A posição de Noll já era mais estabelecida. Sua estreia com o livro de contos O cego e a dançarina havia, afinal, recebido os prêmios Jabuti, da Associação Paulista de Críticos de Arte (APCA) e do Instituto Nacional do Livro. Enquanto outros escritores recebem prêmios sem chegar a um público mais amplo, como eram os casos já naquela época de Hilda Hilst ou Orides Fontela, Noll começava naquele fim de século a ser reconhecido como um dos grandes escritores em atividade na República.

Leitores mais jovens como eu podiam chegar a ele de forma completa no volume dos romances e contos do gaúcho reunidos numa edição imponente de capa dura que a Companhia das Letras havia lançado em 1997. Foi justamente este volume que abri no início de seu primeiro romance, A fúria do corpo, publicado originalmente em 1981. O título havia me atraído. Queria corpo e queria fúria.

“O meu nome não. Vivo nas ruas de um tempo onde dar o nome é fornecer suspeita. A quem? Não me queira ingênuo: nome de ninguém não. Me chame como quiser, fui consagrado a João Evangelista, não que o meu nome seja João, absolutamente, não sei de quando nasci, nada, mas se quiser o meu nome busque na lembrança o que de mais instável lhe ocorrer. O meu nome de hoje poderá não me reconhecer amanhã. Não soldo portanto à minha cara um nome preciso.”

— João Gilberto Noll, início de A fúria do corpo (1981).

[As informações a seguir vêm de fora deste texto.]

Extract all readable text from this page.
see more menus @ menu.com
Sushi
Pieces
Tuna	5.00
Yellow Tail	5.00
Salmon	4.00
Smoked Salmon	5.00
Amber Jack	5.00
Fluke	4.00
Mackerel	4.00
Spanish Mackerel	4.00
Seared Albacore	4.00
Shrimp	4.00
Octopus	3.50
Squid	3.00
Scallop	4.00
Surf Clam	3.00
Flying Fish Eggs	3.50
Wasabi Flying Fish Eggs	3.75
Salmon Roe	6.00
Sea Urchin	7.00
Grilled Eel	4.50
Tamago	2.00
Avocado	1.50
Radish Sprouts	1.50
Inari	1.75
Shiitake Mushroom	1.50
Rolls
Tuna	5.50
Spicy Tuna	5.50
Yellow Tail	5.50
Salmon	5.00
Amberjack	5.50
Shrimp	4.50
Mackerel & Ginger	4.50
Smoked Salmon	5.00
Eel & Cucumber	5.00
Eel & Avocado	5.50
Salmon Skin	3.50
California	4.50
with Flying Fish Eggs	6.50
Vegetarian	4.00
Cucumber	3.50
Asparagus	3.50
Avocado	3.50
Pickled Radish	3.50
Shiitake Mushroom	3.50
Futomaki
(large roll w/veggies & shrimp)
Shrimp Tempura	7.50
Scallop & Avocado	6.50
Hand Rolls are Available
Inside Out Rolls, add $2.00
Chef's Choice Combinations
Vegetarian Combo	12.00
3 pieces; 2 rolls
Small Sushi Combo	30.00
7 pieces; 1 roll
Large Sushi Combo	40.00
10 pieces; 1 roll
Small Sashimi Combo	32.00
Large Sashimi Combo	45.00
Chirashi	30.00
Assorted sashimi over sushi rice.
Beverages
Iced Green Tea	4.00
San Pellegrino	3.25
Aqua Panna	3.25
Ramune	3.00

O que me prendeu imediatamente àquela escrita foi seu fluxo febril, aquele narrador possesso, a obsessão pelo corpo e suas escuridões. Era fluxo de fala e exatamente o que eu buscava na literatura brasileira naqueles anos, após ter lido os escritores principais e mais celebrados entre nós, famosos justamente por sua elegância, sua secura, sua precisão. Eu queria febre e fome, o que já havia feito de Hilda Hilst uma descoberta desnorteante para mim naquela mesma época. Nos cantos escuros da literatura brasileira, eram textos que não negavam nossas experiências corporais que eu buscava e ia encontrando em trabalhos como A obscena senhora D, de Hilda Hilst; Abra os olhos e diga Ah!, de Roberto Piva; O animal dos motéis, de Márcia Denser; Me segura que eu vou dar um troço, de Waly Salomão; e naquela fúria do corpo do narrador de Noll.

Essa obsessão pelo corpo se dava em personagens e histórias que circulavam pelas noites escuras e às margens do país oficial, mas não era inicialmente um interesse pelo submundo e pelos inferninhos o que me havia atraído. Talvez hoje possamos dizer, na verdade, que a recusa a abstrair o corpo e suas escuridões é o que lança essas personagens às margens. Sabemos o que faz o Brasil cristão-carnavalesco com aqueles que se despem nas horas não estipuladas pelo calendário de feriados. Ou que se despem com desejo perante corpos que algum livro sagrado tenha pregado não serem naturais para corpos pelados juntos. Vivemos num país que busca controlar nossos orifícios e secreções. Era também por essas épocas que começava a perceber como essa escrita do corpo parecia ser mais frequente em escritores homossexuais, em mulheres, em negros. Mas o porquê de o corpo parecer por vezes menos abstrato nesses escritores seria assunto para um longo ensaio.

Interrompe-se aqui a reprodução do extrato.